By then, he had turned defiantly daring.

"I told them that I know the city’s electricity network off head and I don’t need any plan whatsoever but if, instead, any of you would want to disrupt the city’s power supply they would need it to know where to go, but for me I don’t need it”.

Kalisa was among the first to exit prison – after three abnormally extended months of misery – thanks to the pressure put on the Genocidal regime by the advancing RPF/A rebels and the N’sele ceasefire agreement between the government and the former which established a cessation of hostilities and provided, among others, for the release of prisoners of war.

When he got out, like all his other former inmates who survived the prison, he had been fired from his job. The homes of all freed prisoners were marked, he recalls. Later, not more than 30, would survive the mass killings that targeted the Tutsi.
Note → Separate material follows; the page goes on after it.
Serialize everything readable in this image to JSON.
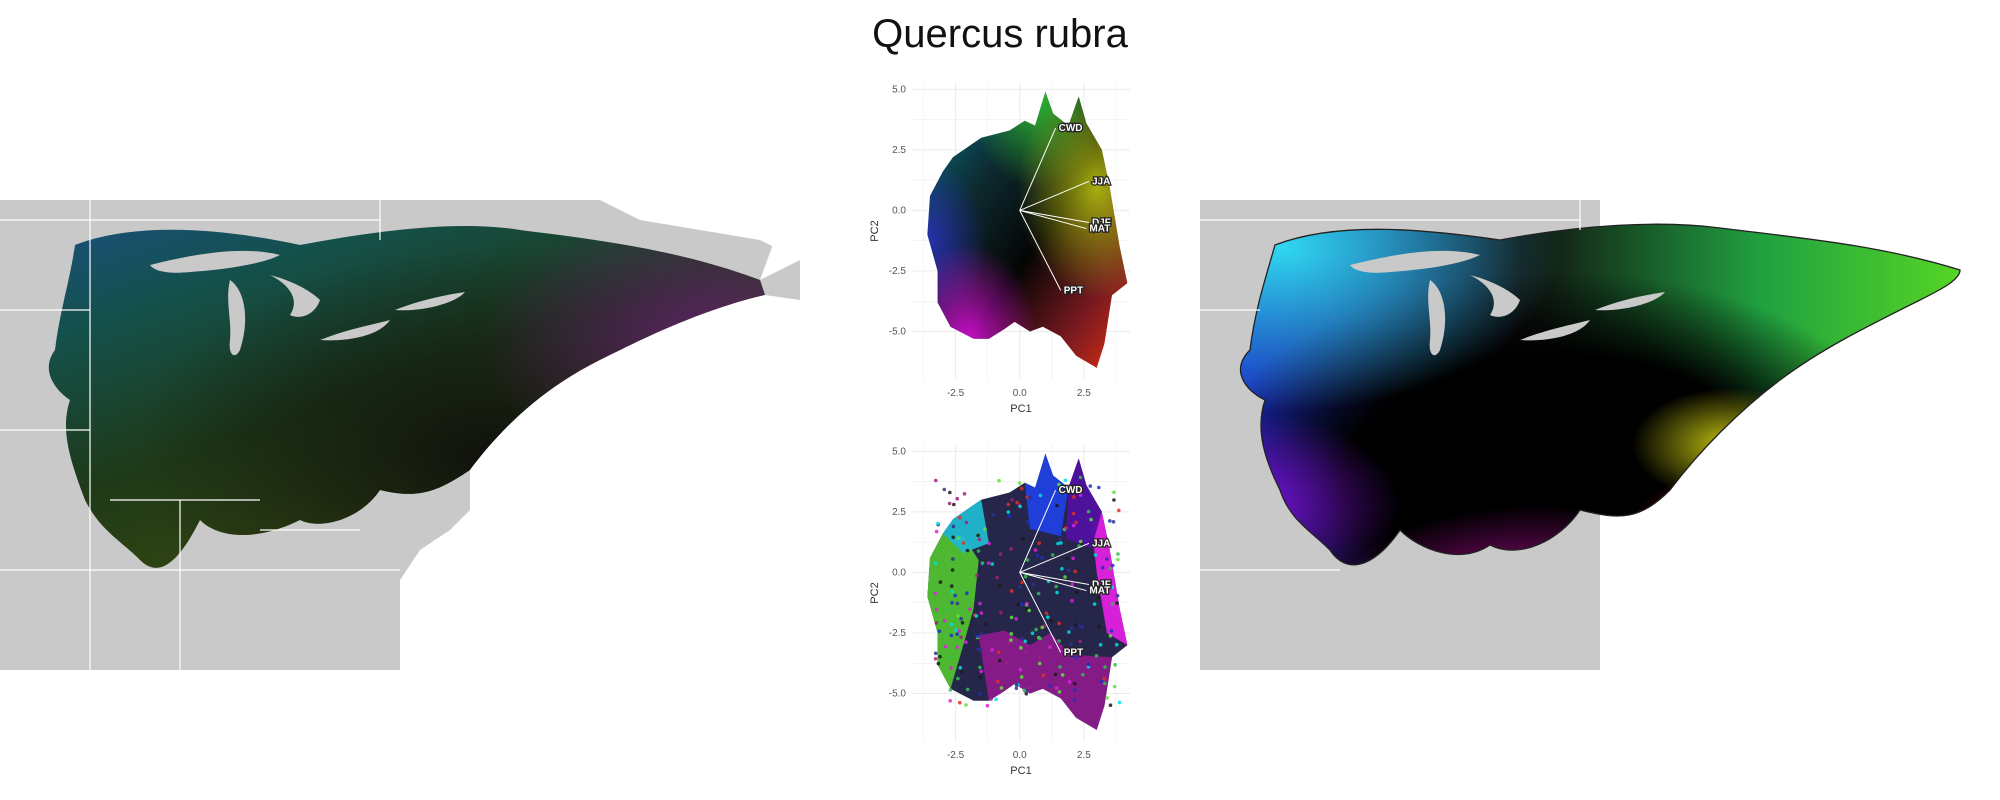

Then, Kalisa – like most other Tutsi inmates – who were now hardened by a cruel experience, actively joined opposition politics and was not only a member of the Liberal Party (PL) but also became a human rights activist.

"Those who survived only have the RPF/A to thank, not only for liberating us from prison, and most importantly, for stopping the Genocide.”

Kalisa’s one wish, and message, to the country’s youth, today, is: "They should keep in mind RPF’s great patriotism because that is what this nation requires of them.”